FOG API question
-
Hello @JJ-Fullmer , hope all is well.
First of all, thanks for creating that Powershell module for FOG to be used via Powershell.
I have a question in regards to the script I’ve been using for a while. In it has the API for both the user and the FOG server.I want to be more secure in the sense of not putting the API in the script. I tried Microsoft’s module Secret Management and I can store both api keys under 2 different secrets. Here is the link from Microsoft: https://learn.microsoft.com/en-us/powershell/utility-modules/secretmanagement/get-started/using-secretstore?view=ps-modules
But when I try to retrieve the secrets, I get the 403 forbidden message.
Powershell variables for the both api keys for example:
Error message:
It will only work if I add -asplaintext for example:
It won’t take the System.Security.SecureString
I double checked to make sure I’m using the correct fog and user api keys, but no dice.
Is there a way to secure these API keys instead of putting them directly in the Powershell script and also not doing the command -asplaintext?If anyone has suggestions, please let me know.
-
Ok,
I finally figured this out. I know it’s not the best method, but I prefer this than having the wording “plain text” Here’s what I did in case someone needs to do the same.

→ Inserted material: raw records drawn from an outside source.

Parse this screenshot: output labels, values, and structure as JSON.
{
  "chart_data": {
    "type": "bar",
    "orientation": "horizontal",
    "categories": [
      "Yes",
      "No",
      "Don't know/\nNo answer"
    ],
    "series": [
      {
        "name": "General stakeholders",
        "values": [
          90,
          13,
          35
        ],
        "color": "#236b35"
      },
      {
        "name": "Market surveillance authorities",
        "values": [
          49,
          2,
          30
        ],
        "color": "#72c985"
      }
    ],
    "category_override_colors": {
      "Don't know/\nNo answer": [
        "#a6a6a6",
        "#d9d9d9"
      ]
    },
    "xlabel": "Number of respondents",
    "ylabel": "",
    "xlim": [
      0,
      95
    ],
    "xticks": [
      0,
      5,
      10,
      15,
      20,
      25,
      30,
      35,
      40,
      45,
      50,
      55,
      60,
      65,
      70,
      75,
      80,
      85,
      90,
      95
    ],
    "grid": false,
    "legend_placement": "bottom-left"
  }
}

I read that API tokens do not go well as a securestring. Here are some references:
https://jamesone111.wordpress.com/2020/04/10/transformers-for-powershell-parameters-which-take-secrets/, and https://github.com/Azure/azure-powershell/issues/25533.So in order to get past this, I needed to create another variable as show below:
- $testapi1 = [pscredential]::new(“token”,$yourtoken)
You’re basically adding the pscredential above like you’re going to setup a username, but you put something like “token” or any wording as a placeholder for the username, then put the token in.
- Then after you define the header you do something like this: $testheader.add(fog-user-token’,$testapi1.GetNetworkCredential().password)
Again it’s not the best method, but I also read a way when you do read-host -aseecurestring and save your api there as a variable, you can dispose that variable so it doesn’t stay in memory.
$test.disposeof
If someone has any better ideas, please let me know as I’m always on here learning new things and want to share as well. This basically can be closed out.